Malaysia pada hari Kamis mengatakan bahwa pihaknya mungkin akan menghentikan ekspor ke Uni Eropa sebagai respons terhadap undang-undang baru yang menurut UE ditujukan untuk melindungi hutan dengan membatasi impor minyak sawit.
UE telah memperkenalkan beberapa peraturan dalam beberapa tahun terakhir untuk mengatur impor kelapa sawit setelah penanamannya menyebabkan deforestasi berlebihan, sehingga memicu protes dari produsen utama Indonesia dan Malaysia.

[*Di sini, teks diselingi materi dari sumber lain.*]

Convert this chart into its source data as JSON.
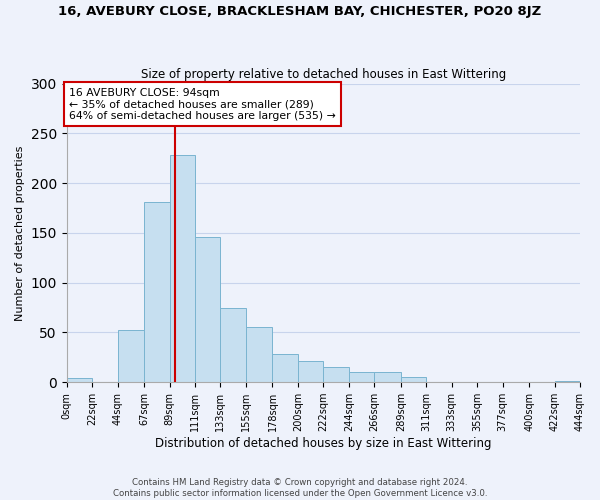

Berikut adalah kronologi meningkatnya ketegangan antara produsen minyak sawit Asia dan UE terkait masalah ini.
5 April 2017
Malaysia menyampaikan kekhawatirannya setelah anggota parlemen Uni Eropa menyerukan pengawasan yang lebih ketat terhadap minyak sawit dan minyak nabati lainnya yang digunakan dalam bahan bakar nabati untuk mencegah target transportasi terbarukan pasca-2020 yang dicanangkan oleh blok tersebut agar tidak berkontribusi terhadap deforestasi.
14 JUNI 2017
Para perunding UE sepakat untuk menghentikan penggunaan minyak sawit sebagai bahan bakar transportasi mulai tahun 2030. Indonesia, Malaysia dan Thailand, yang memproduksi sebagian besar minyak sawit yang diimpor ke Eropa, sebelumnya telah memperingatkan bahwa mereka akan melakukan pembalasan terhadap apa yang mereka sebut sebagai tindakan proteksionis jika larangan tersebut diberlakukan.
3 November 2017
Indonesia mengatakan pihaknya mungkin akan memblokir impor susu bubuk dari UE jika UE mengambil keputusan untuk membatasi impor minyak sawit.
16 April 2018
Jaringan supermarket Inggris, Islandia, mengatakan akan menghapus minyak sawit dari produk makanan mereknya sendiri karena kekhawatiran akan kerusakan hutan hujan. Dewan Negara Penghasil Minyak Sawit (CPOPC), yang dipimpin oleh Indonesia dan Malaysia, mengatakan klaim yang dibuat oleh Islandia telah menyesatkan konsumen mengenai manfaat minyak nabati lainnya bagi lingkungan.
13 MARET 2019
Komisi Eropa menyimpulkan bahwa budidaya kelapa sawit menyebabkan deforestasi berlebihan dan penggunaan bahan baku biofuel yang berbahaya, termasuk minyak sawit, harus dibatasi hingga tahun 2023 dan dihapuskan pada tahun 2030.
16 Desember 2019
Indonesia mengajukan gugatan ke Organisasi Perdagangan Dunia (WTO) terhadap UE, dengan alasan bahwa pembatasan yang dilakukan oleh blok tersebut terhadap biofuel berbasis minyak sawit tidak adil.
7 Februari 2020
Indonesia dan Malaysia menuduh UE melakukan diskriminasi terhadap minyak sawit berdasarkan rencana untuk menetapkan batasan baru pada tingkat kontaminan makanan yang dikenal sebagai ester 3-MCPD yang ditemukan dalam minyak dan lemak olahan. CPOPC mempertanyakan keputusan UE yang memberlakukan batas lebih rendah pada minyak sawit dibandingkan minyak nabati lainnya.
17 JULI 2020
CPOPC menawarkan kerja sama dengan Komisi Eropa untuk merancang peraturan bagi kebijakan pasokan pangan “Farm to Fork” UE yang bertujuan untuk menciptakan rantai pasokan yang berkelanjutan.
19 Januari 2021
Malaysia mengajukan keluhan WTO terhadap UE dan negara-negara anggotanya, Prancis dan Lituania, karena membatasi biofuel berbasis minyak sawit.
6 DES 2022
UE menyetujui peraturan baru yang melarang penjualan minyak sawit dan komoditas lain yang terkait dengan deforestasi kecuali importir dapat menunjukkan bahwa produksi barang spesifik mereka tidak merusak hutan.
9 Januari 2023
Indonesia dan Malaysia sepakat untuk bekerja sama dan memperkuat kerja sama untuk melawan diskriminasi terhadap minyak sawit.
12 Januari 2023
Malaysia mengatakan pihaknya mungkin akan berhenti mengekspor minyak sawit ke UE sebagai respons terhadap peraturan deforestasi baru yang diumumkan pada bulan Desember. Duta Besar UE untuk Malaysia mengatakan bahwa blok tersebut tidak melarang impor minyak sawit apa pun dari negara tersebut dan bahwa undang-undang tersebut berlaku juga untuk komoditas yang diproduksi di mana pun, termasuk di negara-negara anggota UE.